Health coaches will support people to self-identify existing issues and encourage proactive prevention of new and existing illnesses. This approach is based on using strong communication and negotiation skills and supports personal choice and positive risk taking.

They will work alongside people to coach and motivate them through multiple sessions, supporting them to identify their needs, set goals, and help them to implement their personalised health and care plan.

Social Prescribing

Social prescribing is a way for local agencies to refer people to a link worker. Link workers give people time, focusing on ‘what matters to me’ and taking a holistic approach to people’s health and wellbeing. They connect people to community groups and statutory services for practical and emotional support.

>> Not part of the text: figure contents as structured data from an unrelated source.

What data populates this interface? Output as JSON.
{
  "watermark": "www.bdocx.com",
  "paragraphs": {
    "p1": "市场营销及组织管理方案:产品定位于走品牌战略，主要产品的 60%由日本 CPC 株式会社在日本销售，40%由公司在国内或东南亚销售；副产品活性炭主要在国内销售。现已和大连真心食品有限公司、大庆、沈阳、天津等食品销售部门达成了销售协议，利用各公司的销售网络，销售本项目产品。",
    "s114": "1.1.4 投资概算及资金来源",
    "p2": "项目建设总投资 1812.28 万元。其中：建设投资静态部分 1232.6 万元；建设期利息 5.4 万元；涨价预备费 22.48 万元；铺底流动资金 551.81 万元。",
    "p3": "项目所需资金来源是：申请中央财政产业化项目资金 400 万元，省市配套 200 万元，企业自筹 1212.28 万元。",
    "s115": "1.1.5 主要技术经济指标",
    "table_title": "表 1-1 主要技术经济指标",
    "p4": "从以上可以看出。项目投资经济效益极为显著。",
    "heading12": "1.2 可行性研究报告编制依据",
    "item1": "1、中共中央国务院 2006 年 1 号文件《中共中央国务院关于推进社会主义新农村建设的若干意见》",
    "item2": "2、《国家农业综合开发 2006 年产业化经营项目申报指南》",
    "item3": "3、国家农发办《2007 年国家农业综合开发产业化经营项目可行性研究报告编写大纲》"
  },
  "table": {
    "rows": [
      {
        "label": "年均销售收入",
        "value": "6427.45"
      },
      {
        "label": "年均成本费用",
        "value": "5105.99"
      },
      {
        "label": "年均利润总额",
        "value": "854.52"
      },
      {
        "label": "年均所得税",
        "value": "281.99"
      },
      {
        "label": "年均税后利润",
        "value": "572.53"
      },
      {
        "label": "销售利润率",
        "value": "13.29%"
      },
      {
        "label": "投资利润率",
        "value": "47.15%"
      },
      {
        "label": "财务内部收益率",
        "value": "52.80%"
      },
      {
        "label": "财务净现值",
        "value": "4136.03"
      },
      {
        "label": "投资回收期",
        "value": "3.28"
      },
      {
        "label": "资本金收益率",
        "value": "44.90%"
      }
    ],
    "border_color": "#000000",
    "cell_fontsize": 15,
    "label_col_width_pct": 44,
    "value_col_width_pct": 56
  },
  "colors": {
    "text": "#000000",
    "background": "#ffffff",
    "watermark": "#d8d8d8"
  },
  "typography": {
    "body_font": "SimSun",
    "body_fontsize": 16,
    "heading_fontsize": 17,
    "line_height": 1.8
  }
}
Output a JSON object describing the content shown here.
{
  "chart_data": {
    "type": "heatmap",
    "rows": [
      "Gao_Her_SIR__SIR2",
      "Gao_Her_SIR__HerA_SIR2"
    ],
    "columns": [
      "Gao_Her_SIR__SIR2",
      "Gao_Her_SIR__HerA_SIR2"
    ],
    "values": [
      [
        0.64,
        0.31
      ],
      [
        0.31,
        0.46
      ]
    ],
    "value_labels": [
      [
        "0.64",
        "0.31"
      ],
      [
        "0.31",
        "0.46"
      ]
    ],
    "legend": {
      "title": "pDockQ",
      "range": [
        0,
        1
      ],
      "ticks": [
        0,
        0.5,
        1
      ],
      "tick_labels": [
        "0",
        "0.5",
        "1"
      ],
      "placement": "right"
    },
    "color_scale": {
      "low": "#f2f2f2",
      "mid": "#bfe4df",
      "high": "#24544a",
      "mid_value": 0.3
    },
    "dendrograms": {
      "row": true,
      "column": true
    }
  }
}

Link workers also support existing community groups to be accessible and sustainable, and help people to start new groups, working collaboratively with all local partners.

Social prescribing works for a wide range of people, including people:

  • with one or more long-term conditions
  • who need support with their mental health
  • who are lonely or isolated
  • who have complex social needs which affect their wellbeing.

When social prescribing works well, people can be easily referred to link workers from a wide range of local agencies, including general practice, pharmacies, multi-disciplinary teams, hospital discharge teams, allied health professionals, fire service, police, job centres, social care services, housing associations and voluntary, community and social enterprise (VCSE) organisations. Self-referral is also encouraged.

Social prescribing complements other approaches, such as active signposting.  This is a ‘light touch’ approach where existing staff in local agencies provide information to signpost people to services, using local knowledge and resource directories. Active signposting works best for people who are confident and skilled enough to find their own way to services after a brief intervention.